The two-way hierarchical cluster heat map (HCHM) and dendrogram were generated in this research using the Ward linkage technique with Euclidean distance, and the outcomes are displayed in Fig. 6. The HCHM is often applied to verify the PCA findings. In this research, for water samples, the HCHM grouped the 9 PTEs into three clusters (Fig. 6a) in the vertical portion. The first (Pb, Fe, Cr and Ni) containing Sites 1, and 2 and second clusters (Co, Mn, Cd and Cu) consisting of sites 3, 5, 6 and 7 could be ascribed to the mixed sources of both geogenic and human-induced sources. The third (Zn) cluster represented sites 4 and 8 indicate anthropogenic sources.

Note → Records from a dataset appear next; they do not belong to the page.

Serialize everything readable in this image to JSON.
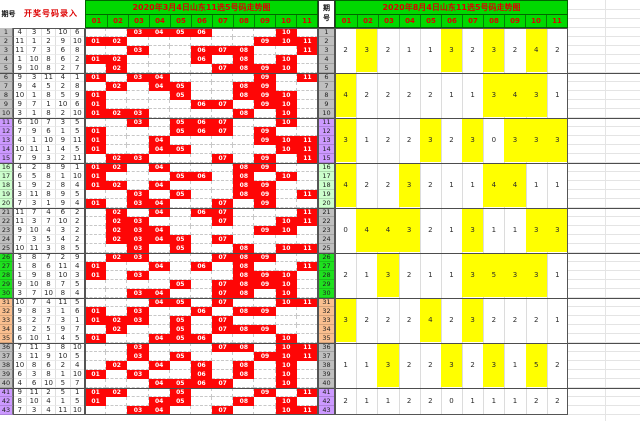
{
  "corner": {
    "period_label": "期号",
    "entry_label": "开奖号码录入"
  },
  "left_chart": {
    "title": "2020年3月4日山东11选5号码走势图"
  },
  "right_chart": {
    "title": "2020年8月4日山东11选5号码走势图",
    "period_label": "期号"
  },
  "columns": [
    "01",
    "02",
    "03",
    "04",
    "05",
    "06",
    "07",
    "08",
    "09",
    "10",
    "11"
  ],
  "highlight_threshold": 3,
  "rows": [
    {
      "no": 1,
      "nums": [
        4,
        3,
        5,
        10,
        6
      ]
    },
    {
      "no": 2,
      "nums": [
        11,
        1,
        2,
        9,
        10
      ]
    },
    {
      "no": 3,
      "nums": [
        11,
        7,
        3,
        6,
        8
      ]
    },
    {
      "no": 4,
      "nums": [
        1,
        10,
        8,
        6,
        2
      ]
    },
    {
      "no": 5,
      "nums": [
        9,
        10,
        8,
        2,
        7
      ]
    },
    {
      "no": 6,
      "nums": [
        9,
        3,
        11,
        4,
        1
      ]
    },
    {
      "no": 7,
      "nums": [
        9,
        4,
        5,
        2,
        8
      ]
    },
    {
      "no": 8,
      "nums": [
        10,
        1,
        8,
        5,
        9
      ]
    },
    {
      "no": 9,
      "nums": [
        9,
        7,
        1,
        10,
        6
      ]
    },
    {
      "no": 10,
      "nums": [
        3,
        1,
        8,
        2,
        10
      ]
    },
    {
      "no": 11,
      "nums": [
        6,
        10,
        7,
        3,
        5
      ]
    },
    {
      "no": 12,
      "nums": [
        7,
        9,
        6,
        1,
        5
      ]
    },
    {
      "no": 13,
      "nums": [
        4,
        1,
        10,
        9,
        11
      ]
    },
    {
      "no": 14,
      "nums": [
        10,
        11,
        1,
        4,
        5
      ]
    },
    {
      "no": 15,
      "nums": [
        7,
        9,
        3,
        2,
        11
      ]
    },
    {
      "no": 16,
      "nums": [
        4,
        2,
        8,
        9,
        1
      ]
    },
    {
      "no": 17,
      "nums": [
        6,
        5,
        8,
        1,
        10
      ]
    },
    {
      "no": 18,
      "nums": [
        1,
        9,
        2,
        8,
        4
      ]
    },
    {
      "no": 19,
      "nums": [
        3,
        11,
        8,
        9,
        5
      ]
    },
    {
      "no": 20,
      "nums": [
        7,
        3,
        1,
        9,
        4
      ]
    },
    {
      "no": 21,
      "nums": [
        11,
        7,
        4,
        6,
        2
      ]
    },
    {
      "no": 22,
      "nums": [
        11,
        3,
        7,
        10,
        2
      ]
    },
    {
      "no": 23,
      "nums": [
        9,
        10,
        4,
        3,
        2
      ]
    },
    {
      "no": 24,
      "nums": [
        7,
        3,
        5,
        4,
        2
      ]
    },
    {
      "no": 25,
      "nums": [
        10,
        11,
        3,
        8,
        5
      ]
    },
    {
      "no": 26,
      "nums": [
        3,
        8,
        7,
        2,
        9
      ]
    },
    {
      "no": 27,
      "nums": [
        1,
        8,
        6,
        11,
        4
      ]
    },
    {
      "no": 28,
      "nums": [
        1,
        9,
        8,
        10,
        3
      ]
    },
    {
      "no": 29,
      "nums": [
        9,
        10,
        8,
        7,
        5
      ]
    },
    {
      "no": 30,
      "nums": [
        3,
        7,
        10,
        8,
        4
      ]
    },
    {
      "no": 31,
      "nums": [
        10,
        7,
        4,
        11,
        5
      ]
    },
    {
      "no": 32,
      "nums": [
        9,
        8,
        3,
        1,
        6
      ]
    },
    {
      "no": 33,
      "nums": [
        5,
        2,
        7,
        3,
        1
      ]
    },
    {
      "no": 34,
      "nums": [
        8,
        2,
        5,
        9,
        7
      ]
    },
    {
      "no": 35,
      "nums": [
        6,
        10,
        1,
        4,
        5
      ]
    },
    {
      "no": 36,
      "nums": [
        7,
        11,
        3,
        8,
        10
      ]
    },
    {
      "no": 37,
      "nums": [
        3,
        11,
        9,
        10,
        5
      ]
    },
    {
      "no": 38,
      "nums": [
        10,
        8,
        6,
        2,
        4
      ]
    },
    {
      "no": 39,
      "nums": [
        6,
        3,
        8,
        1,
        10
      ]
    },
    {
      "no": 40,
      "nums": [
        4,
        6,
        10,
        5,
        7
      ]
    },
    {
      "no": 41,
      "nums": [
        9,
        11,
        2,
        5,
        1
      ]
    },
    {
      "no": 42,
      "nums": [
        8,
        10,
        4,
        1,
        5
      ]
    },
    {
      "no": 43,
      "nums": [
        7,
        3,
        4,
        11,
        10
      ]
    }
  ],
  "blocks": [
    {
      "start": 1,
      "end": 5,
      "counts": [
        2,
        3,
        2,
        1,
        1,
        3,
        2,
        3,
        2,
        4,
        2
      ]
    },
    {
      "start": 6,
      "end": 10,
      "counts": [
        4,
        2,
        2,
        2,
        2,
        1,
        1,
        3,
        4,
        3,
        1
      ]
    },
    {
      "start": 11,
      "end": 15,
      "counts": [
        3,
        1,
        2,
        2,
        3,
        2,
        3,
        0,
        3,
        3,
        3
      ]
    },
    {
      "start": 16,
      "end": 20,
      "counts": [
        4,
        2,
        2,
        3,
        2,
        1,
        1,
        4,
        4,
        1,
        1
      ]
    },
    {
      "start": 21,
      "end": 25,
      "counts": [
        0,
        4,
        4,
        3,
        2,
        1,
        3,
        1,
        1,
        3,
        3
      ]
    },
    {
      "start": 26,
      "end": 30,
      "counts": [
        2,
        1,
        3,
        2,
        1,
        1,
        3,
        5,
        3,
        3,
        1
      ]
    },
    {
      "start": 31,
      "end": 35,
      "counts": [
        3,
        2,
        2,
        2,
        4,
        2,
        3,
        2,
        2,
        2,
        1
      ]
    },
    {
      "start": 36,
      "end": 40,
      "counts": [
        1,
        1,
        3,
        2,
        2,
        3,
        2,
        3,
        1,
        5,
        2
      ]
    },
    {
      "start": 41,
      "end": 43,
      "counts": [
        2,
        1,
        1,
        2,
        2,
        0,
        1,
        1,
        1,
        2,
        2
      ]
    }
  ],
  "row_group_color_keys": [
    "row_gray",
    "row_gray",
    "row_purple",
    "row_pale_green",
    "row_gray",
    "row_bright_green",
    "row_tan",
    "row_gray",
    "row_purple"
  ],
  "colors": {
    "header_bg": "#00d900",
    "header_text": "#dd0000",
    "hit_cell": "#fe0606",
    "hit_cell_text": "#ffffff",
    "count_highlight": "#ffff00",
    "row_gray": "#bfbfbf",
    "row_purple": "#cc99ff",
    "row_pale_green": "#ccffcc",
    "row_bright_green": "#1ee11e",
    "row_tan": "#fabf8f",
    "grid_line": "#cfcfcf",
    "dashed_line": "#c8c8c8",
    "block_line": "#4d4d4d",
    "text": "#2b2b2b"
  }
}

Thus, the HCA results were in good agreement with the PCA outcomes.
For sediment samples, in the vertical portion, the dendrogram presented two clusters: cluster 1 was limited to Fe and Cu which consisted of sites 1, and 2 indicating geogenic source, while cluster two represent Cr, Zn, Cd, Co, Pb, Ni and Mn contained the remaining sites, indicating intense anthropogenic sources (Fig. 6b). Such findings verified a comparable source of the selected PTEs in PCA results.